I have been reading a lot about the lives of the saints. I find them really fascinating, but there is one thing I have a problem with. I understand that a lot of them practiced some form of asceticism. It just doesn't seem right that someone would WANT to make themselves suffer. Do a lot of religious people still do this?

Dear Helen,

 Asceticism is voluntary sacrifice. Anybody who is really in love does it - you love someone and you try to please him, you put that person first, it's natural. At times you listen to that person's type of music, and not your own; you put up with some of his weaknesses; you take care of him when he is in need... and all the time you know and see that he wants to do the same for you.

Your Christian, Catholic way of life and your vocation are a love story.

You try to show Christ you love him above all things and you are grateful for all he has done for you, so you do things that someone who is not in love with him does not understand. You make time for him, you stick to your principles even though some of your friends may laugh at you; you do good to others because he said whatever we do to others we do to him, you repay evil not with hate but with love, doing good to those who injure you, you curb your appetites….

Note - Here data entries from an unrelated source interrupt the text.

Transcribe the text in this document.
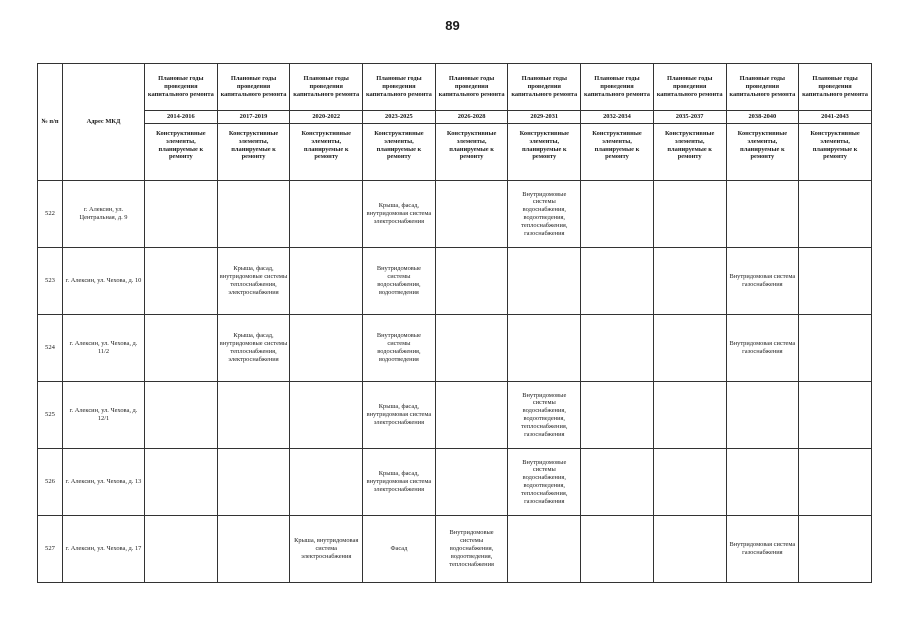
89
№ п/п	Адрес МКД	Плановые годы проведения капитального ремонта	Плановые годы проведения капитального ремонта	Плановые годы проведения капитального ремонта	Плановые годы проведения капитального ремонта	Плановые годы проведения капитального ремонта	Плановые годы проведения капитального ремонта	Плановые годы проведения капитального ремонта	Плановые годы проведения капитального ремонта	Плановые годы проведения капитального ремонта	Плановые годы проведения капитального ремонта
		2014-2016	2017-2019	2020-2022	2023-2025	2026-2028	2029-2031	2032-2034	2035-2037	2038-2040	2041-2043
		Конструктивные элементы, планируемые к ремонту	Конструктивные элементы, планируемые к ремонту	Конструктивные элементы, планируемые к ремонту	Конструктивные элементы, планируемые к ремонту	Конструктивные элементы, планируемые к ремонту	Конструктивные элементы, планируемые к ремонту	Конструктивные элементы, планируемые к ремонту	Конструктивные элементы, планируемые к ремонту	Конструктивные элементы, планируемые к ремонту	Конструктивные элементы, планируемые к ремонту
522	г. Алексин, ул. Центральная, д. 9				Крыша, фасад, внутридомовая система электроснабжения		Внутридомовые системы водоснабжения, водоотведения, теплоснабжения, газоснабжения				
523	г. Алексин, ул. Чехова, д. 10		Крыша, фасад, внутридомовые системы теплоснабжения, электроснабжения		Внутридомовые системы водоснабжения, водоотведения					Внутридомовая система газоснабжения	
524	г. Алексин, ул. Чехова, д. 11/2		Крыша, фасад, внутридомовые системы теплоснабжения, электроснабжения		Внутридомовые системы водоснабжения, водоотведения					Внутридомовая система газоснабжения	
525	г. Алексин, ул. Чехова, д. 12/1				Крыша, фасад, внутридомовая система электроснабжения		Внутридомовые системы водоснабжения, водоотведения, теплоснабжения, газоснабжения				
526	г. Алексин, ул. Чехова, д. 13				Крыша, фасад, внутридомовая система электроснабжения		Внутридомовые системы водоснабжения, водоотведения, теплоснабжения, газоснабжения				
527	г. Алексин, ул. Чехова, д. 17			Крыша, внутридомовая система электроснабжения	Фасад	Внутридомовые системы водоснабжения, водоотведения, теплоснабжения				Внутридомовая система газоснабжения	
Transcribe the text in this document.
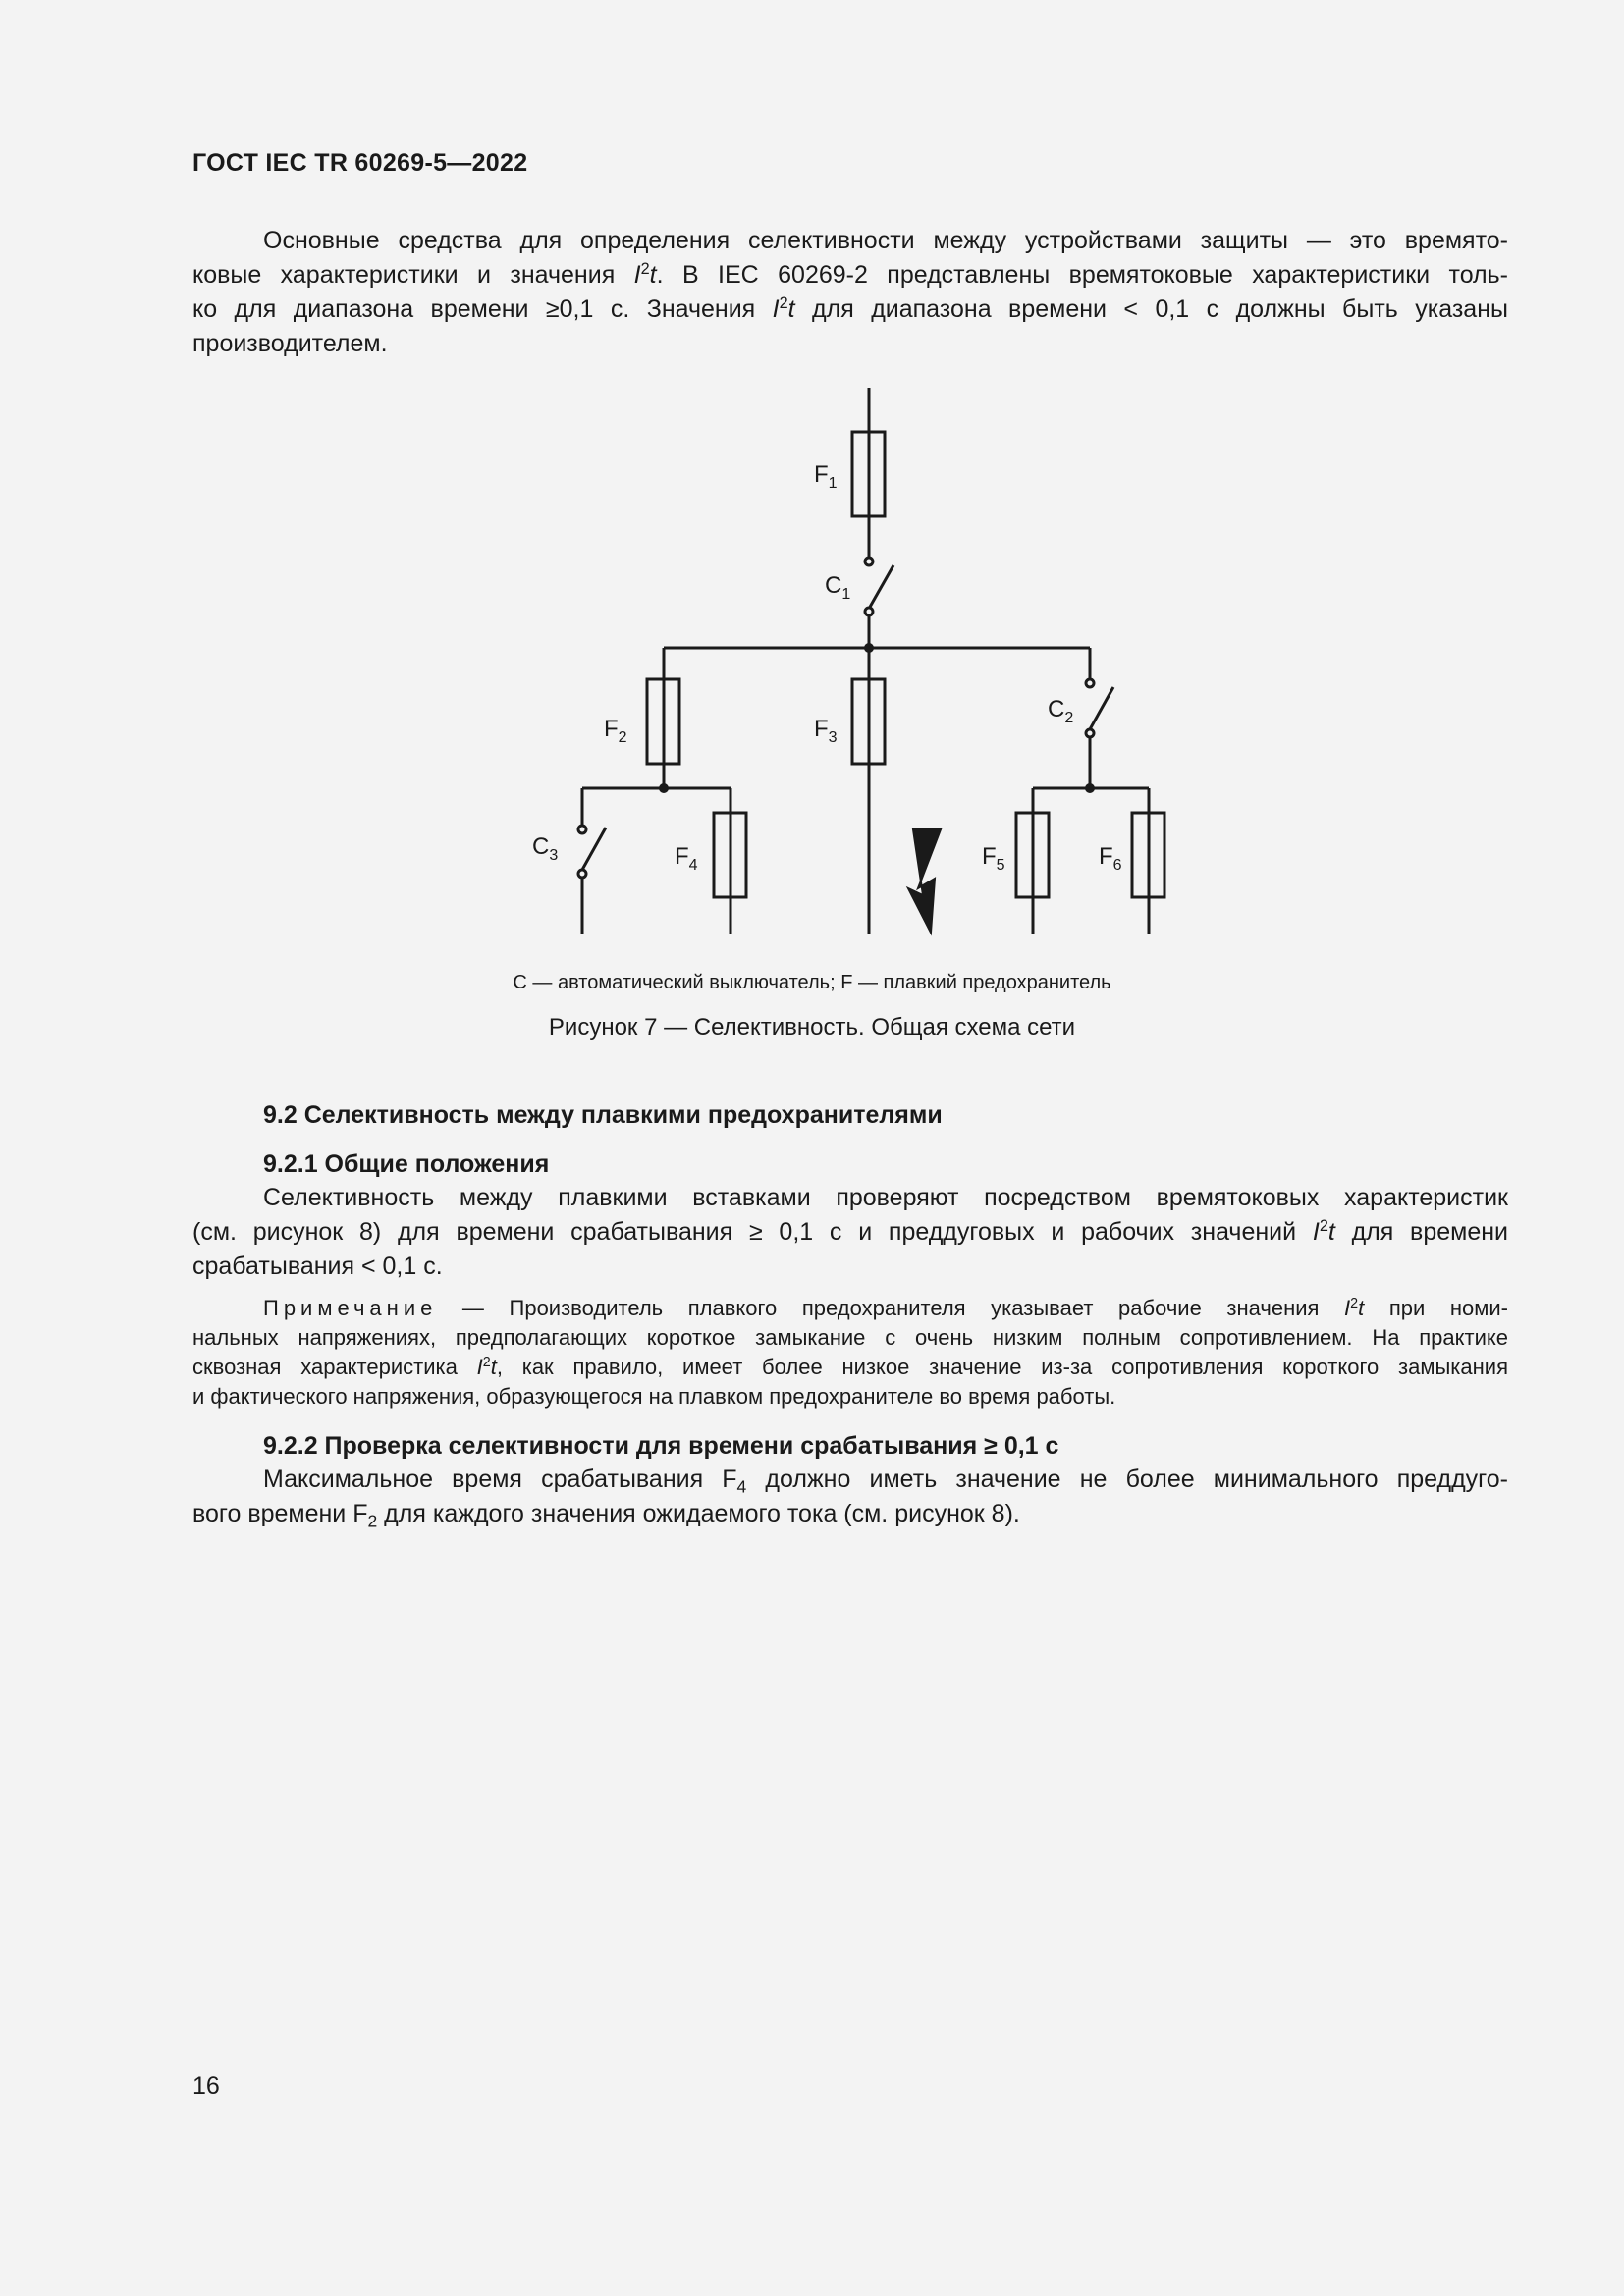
ГОСТ IEC TR 60269-5—2022
Основные средства для определения селективности между устройствами защиты — это времято-
ковые характеристики и значения $I^2t$. В IEC 60269-2 представлены времятоковые характеристики толь-
ко для диапазона времени ≥0,1 с. Значения $I^2t$ для диапазона времени < 0,1 с должны быть указаны
производителем.
$F_1$
$C_1$
$F_2$	$F_3$
$C_2$
$C_3$	$F_4$	$F_5$	$F_6$
C — автоматический выключатель; F — плавкий предохранитель
Рисунок 7 — Селективность. Общая схема сети
9.2 Селективность между плавкими предохранителями
9.2.1 Общие положения
Селективность между плавкими вставками проверяют посредством времятоковых характеристик
(см. рисунок 8) для времени срабатывания ≥ 0,1 с и преддуговых и рабочих значений $I^2t$ для времени
срабатывания < 0,1 с.
Примечание — Производитель плавкого предохранителя указывает рабочие значения $I^2t$ при номи-
нальных напряжениях, предполагающих короткое замыкание с очень низким полным сопротивлением. На практике
сквозная характеристика $I^2t$, как правило, имеет более низкое значение из-за сопротивления короткого замыкания
и фактического напряжения, образующегося на плавком предохранителе во время работы.
9.2.2 Проверка селективности для времени срабатывания ≥ 0,1 с
Максимальное время срабатывания $F_4$ должно иметь значение не более минимального преддуго-
вого времени $F_2$ для каждого значения ожидаемого тока (см. рисунок 8).
16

This is all quite clear. The problem arises when we understand by asceticism those huge, external penances that some of the great saints did (long fasting, scourging, etc.). These penances are only of value when done out of love. We know that the Church is like a body, and the good that each one does benefits everyone else in the body. So these saints, and there are many today who still do the same, did these penances to make up for their own sins, and to help spiritually in the conversion of those who are still far from Christ. The Church teaches us that when we are in grace and do something (especially a sacrifice) out of love, those acts are meritorious and can gain grace for ourselves and for others.

With their penances they unite themselves to Christ on the Cross and they intercede for sinners. We owe a lot of the graces we receive to those Catholics who pray and offer sacrifices for us.